5日に開幕した第107回全国高校野球選手権大会に、北海道高野連から初めて公式記録員が派遣される。旭川東高の元監督、佐藤俊行さん(46)。「責任は重大だが、とても名誉なこと。記録員の代表として、ミスをしないよう臨みたい」と意気込んでいる。
記録員の派遣は、第106回大会から始まった。公式記録員は主催の朝日新聞社が務めてきたが、各都道府県高野連の派遣記録員も、日程の一部を担う。
公式記録員として、安打や失策、暴投や捕逸などの判定をしたり、パソコンを使って、電子スコアを作成したりする。佐藤さんは大会第9日~12日を担当する。
高校野球では近年、公式記録の作成に電子スコアソフトを導入し、普及している。電子スコアは第100回大会(2018年)を機に、開発され、北海道でも2017年からソフトが行き渡った。
道高野連で記録委員会に所属する佐藤さんは、手書きにくらべ、記入や集計が楽で、記入者の癖がなく見やすいという電子スコアの利便性を実感した。「記入のために下を向いている時間が大幅に減り、目の前のプレーに集中できる」。以来、普及の中心的な役割を果たしてきた。
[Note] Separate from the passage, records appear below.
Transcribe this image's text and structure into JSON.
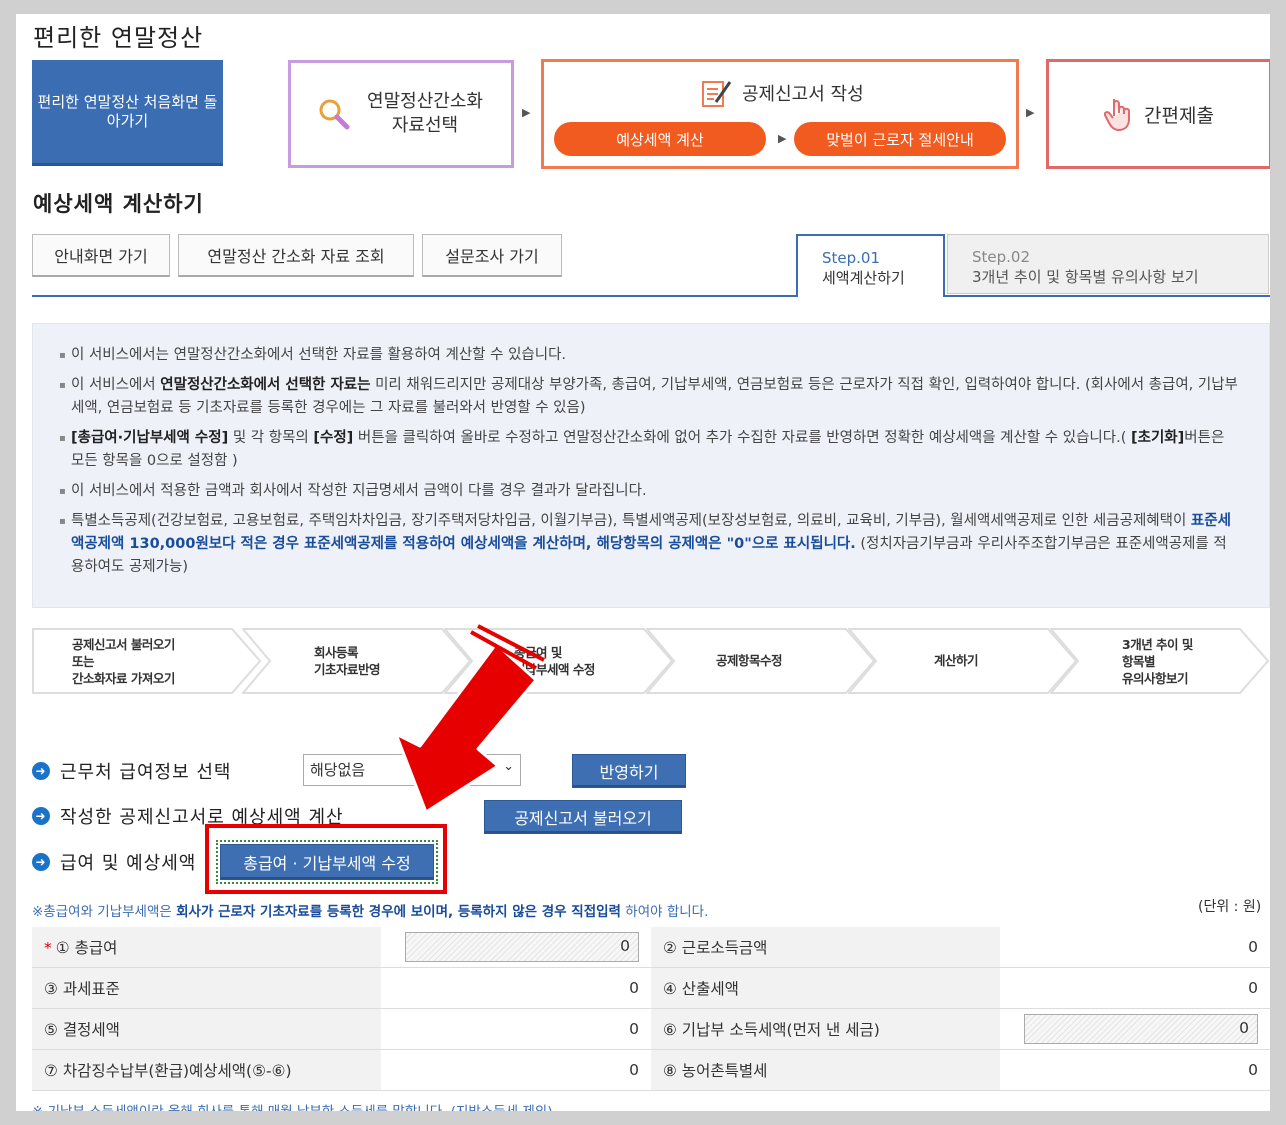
{
  "page": {
    "title": "편리한 연말정산"
  },
  "header": {
    "home_button": "편리한 연말정산 처음화면 돌아가기",
    "step1_label": "연말정산간소화 자료선택",
    "step2_label": "공제신고서 작성",
    "step2_sub1": "예상세액 계산",
    "step2_sub2": "맞벌이 근로자 절세안내",
    "step3_label": "간편제출"
  },
  "section": {
    "title": "예상세액 계산하기"
  },
  "buttons": {
    "guide": "안내화면 가기",
    "lookup": "연말정산 간소화 자료 조회",
    "survey": "설문조사 가기"
  },
  "tabs": [
    {
      "step": "Step.01",
      "label": "세액계산하기"
    },
    {
      "step": "Step.02",
      "label": "3개년 추이 및 항목별 유의사항 보기"
    }
  ],
  "info": {
    "l1": "이 서비스에서는 연말정산간소화에서 선택한 자료를 활용하여 계산할 수 있습니다.",
    "l2a": "이 서비스에서 ",
    "l2b": "연말정산간소화에서 선택한 자료는",
    "l2c": " 미리 채워드리지만 공제대상 부양가족, 총급여, 기납부세액, 연금보험료 등은 근로자가 직접 확인, 입력하여야 합니다. (회사에서 총급여, 기납부세액, 연금보험료 등 기초자료를 등록한 경우에는 그 자료를 불러와서 반영할 수 있음)",
    "l3a": "[총급여·기납부세액 수정]",
    "l3b": " 및 각 항목의 ",
    "l3c": "[수정]",
    "l3d": " 버튼을 클릭하여 올바로 수정하고 연말정산간소화에 없어 추가 수집한 자료를 반영하면 정확한 예상세액을 계산할 수 있습니다.( ",
    "l3e": "[초기화]",
    "l3f": "버튼은 모든 항목을 0으로 설정함 )",
    "l4": "이 서비스에서 적용한 금액과 회사에서 작성한 지급명세서 금액이 다를 경우 결과가 달라집니다.",
    "l5a": "특별소득공제(건강보험료, 고용보험료, 주택임차차입금, 장기주택저당차입금, 이월기부금), 특별세액공제(보장성보험료, 의료비, 교육비, 기부금), 월세액세액공제로 인한 세금공제혜택이 ",
    "l5b": "표준세액공제액 130,000원보다 적은 경우 표준세액공제를 적용하여 예상세액을 계산하며, 해당항목의 공제액은 \"0\"으로 표시됩니다.",
    "l5c": " (정치자금기부금과 우리사주조합기부금은 표준세액공제를 적용하여도 공제가능)"
  },
  "flow": [
    "공제신고서 불러오기\n또는\n간소화자료 가져오기",
    "회사등록\n기초자료반영",
    "총급여 및\n기납부세액 수정",
    "공제항목수정",
    "계산하기",
    "3개년 추이 및\n항목별\n유의사항보기"
  ],
  "rows": {
    "r1_label": "근무처 급여정보 선택",
    "r1_select": "해당없음",
    "r1_button": "반영하기",
    "r2_label": "작성한 공제신고서로 예상세액 계산",
    "r2_button": "공제신고서 불러오기",
    "r3_label": "급여 및 예상세액",
    "r3_button": "총급여 · 기납부세액 수정"
  },
  "note": {
    "a": "※총급여와 기납부세액은 ",
    "b": "회사가 근로자 기초자료를 등록한 경우에 보이며, 등록하지 않은 경우 직접입력",
    "c": " 하여야 합니다.",
    "unit": "(단위 : 원)",
    "bottom": "※ 기납부 소득세액이란 올해 회사를 통해 매월 납부한 소득세를 말합니다. (지방소득세 제외)"
  },
  "table": [
    {
      "l1": "① 총급여",
      "v1": "0",
      "l2": "② 근로소득금액",
      "v2": "0"
    },
    {
      "l1": "③ 과세표준",
      "v1": "0",
      "l2": "④ 산출세액",
      "v2": "0"
    },
    {
      "l1": "⑤ 결정세액",
      "v1": "0",
      "l2": "⑥ 기납부 소득세액(먼저 낸 세금)",
      "v2": "0"
    },
    {
      "l1": "⑦ 차감징수납부(환급)예상세액(⑤-⑥)",
      "v1": "0",
      "l2": "⑧ 농어촌특별세",
      "v2": "0"
    }
  ],
  "colors": {
    "accent": "#3b6db3",
    "orange": "#f25b1f",
    "highlight": "#e60000"
  }
}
公式記録員として判断の質を高めたり、電子スコアを普及させたりするため、続けてきたことがある。
春と夏の甲子園の全試合を録画。判断が難しい場面を選び抜き、記録員たちで見て、判断力を磨いている。
甲子園にも、ひときわ思い入れがある。そこには指導者として転機になった出会いがあった。
2011年11月、羽幌高の監督だったとき、指導者を対象とする甲子園塾に派遣された。特別講師は、その夏、日大三を優勝に導いた小倉全由さんだった。「1年生を迎えたとき、(卒業まで甲子園に出場機会がある)全5回のうち、何度甲子園に連れて行けるかを考え、指導している」。名将の熱意に圧倒された。
旭川凌雲高(現・旭川永嶺)では主将だったが、甲子園出場は夢のまた夢。小倉さんの教えを胸に、部員たちに、本気になって甲子園出場をめざすことを伝えた。次の赴任先の旭川東で、目標達成に迫った。
第104回大会(2022年)で北北海道大会決勝に53年ぶりに進んだ。旭川東として通算11回目の決勝。旭川大(現・旭川志峯)に敗れ、初出場は逃したが、旋風を起こした。